Verkaufsverbot für das Samsung Galaxy Tab 10.1 bekräftigt

Manfred Bremmer beschäftigt sich mit (fast) allem, was in die Bereiche Mobile Computing und Communications hineinfällt. Bevorzugt nimmt er dabei mobile Lösungen, Betriebssysteme, Apps und Endgeräte unter die Lupe und überprüft sie auf ihre Business-Tauglichkeit. Bremmer interessiert sich für Gadgets aller Art und testet diese auch.
Das Düsseldorfer Landgericht hat von Apple erwirkte Einstweilige Verfügung gegen den vermeintlichen iPad-2-Klon bestätigt.

Mit dem heute bekannt gegebenen Urteil bleibt das Anfang August verhängte Verkaufsverbot für das Samsung Galaxy Tab 10.1 in Deutschland bestehen. Sollten die Südkoreaner ihr Tablet trotzdem in Deutschland verkaufen, droht ein Bußgeld in Höhe von 250.000 Euro.

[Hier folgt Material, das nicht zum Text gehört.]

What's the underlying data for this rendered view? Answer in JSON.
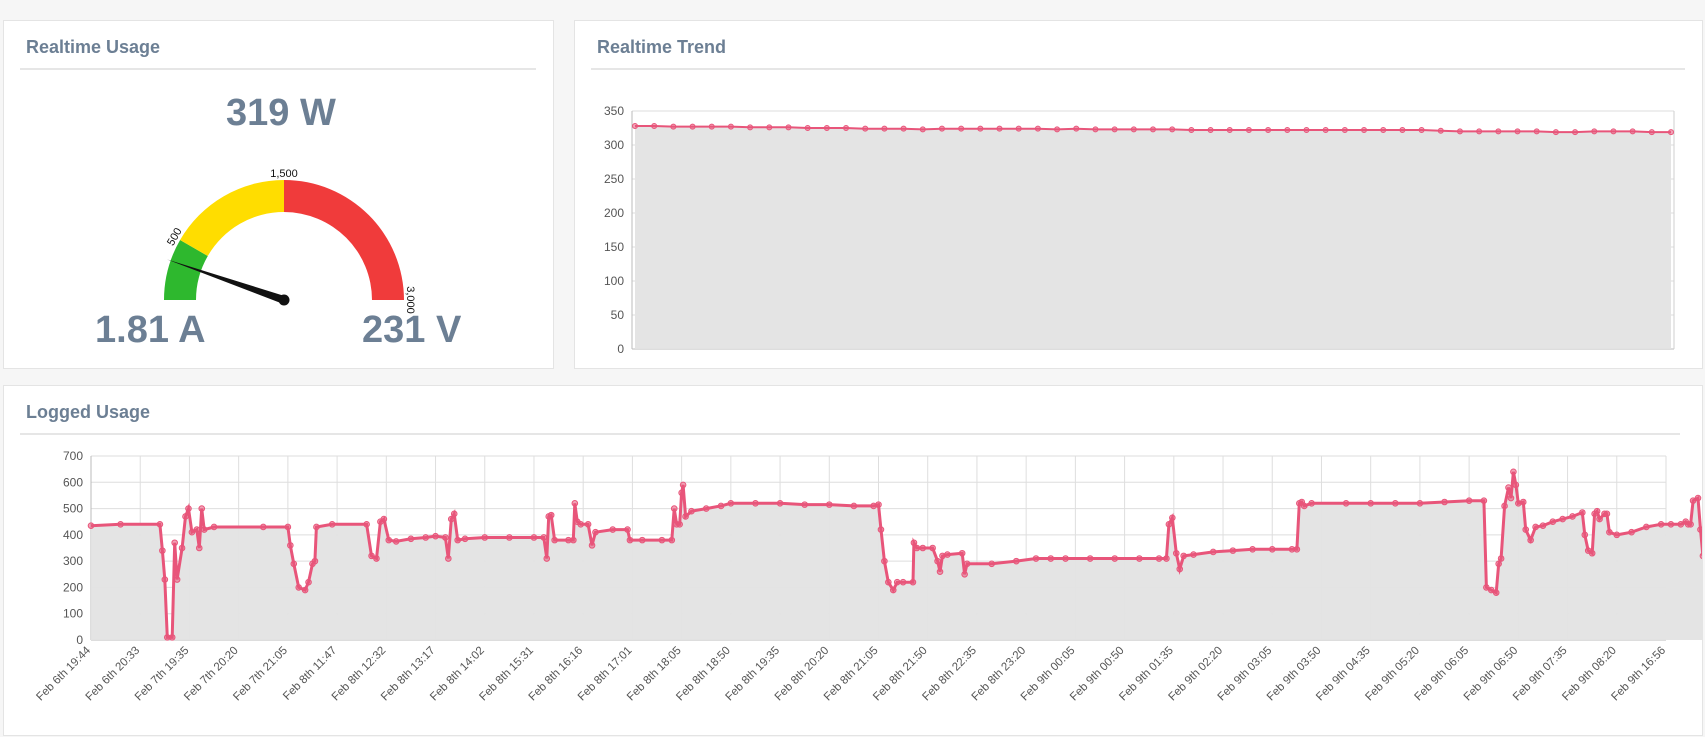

In dem Verfahren ging es nicht um Patente auf Software oder genutzte Technik, sondern sogenannte Geschmacksmuster. Die Kalifornier, die mit einem Marktanteil von über 80 Prozent das weltweite Tablet-Geschäft dominieren, hatten sich bereits 2004 Design-Elemente eines Tablets als Geschmacksmuster schützen lassen. Dazu zählen Elemente wie eine rechteckige Form, eine flache klare Oberfläche, abgerundete Ecken oder eine gewölbte Rückseite. Trotz der Argumentation der Samsung-Anwälte, Apple kopiere selbst nur frühere Design-Lösungen, unter anderem aus dem 1968 erschienenen Filmklassiker "2001: Odyssee im Weltraum", wurden diese Ansprüche nun vom Landesgericht bestätigt.

Für Samsung bedeutet die Entscheidung des Gerichts eine weitere Schlappe. Erst vor wenigen Tagen musste der Hersteller wegen einer Einstweiligen Verfügung von Apple sein neues kleineres Tablet-Modell "Galaxy Tab 7.7" vom IFA-Stand entfernen. Der auf den Geräten aufgebrachte Aufkleber "Nicht zum Verkauf in Deutschland bestimmt" genügte nicht.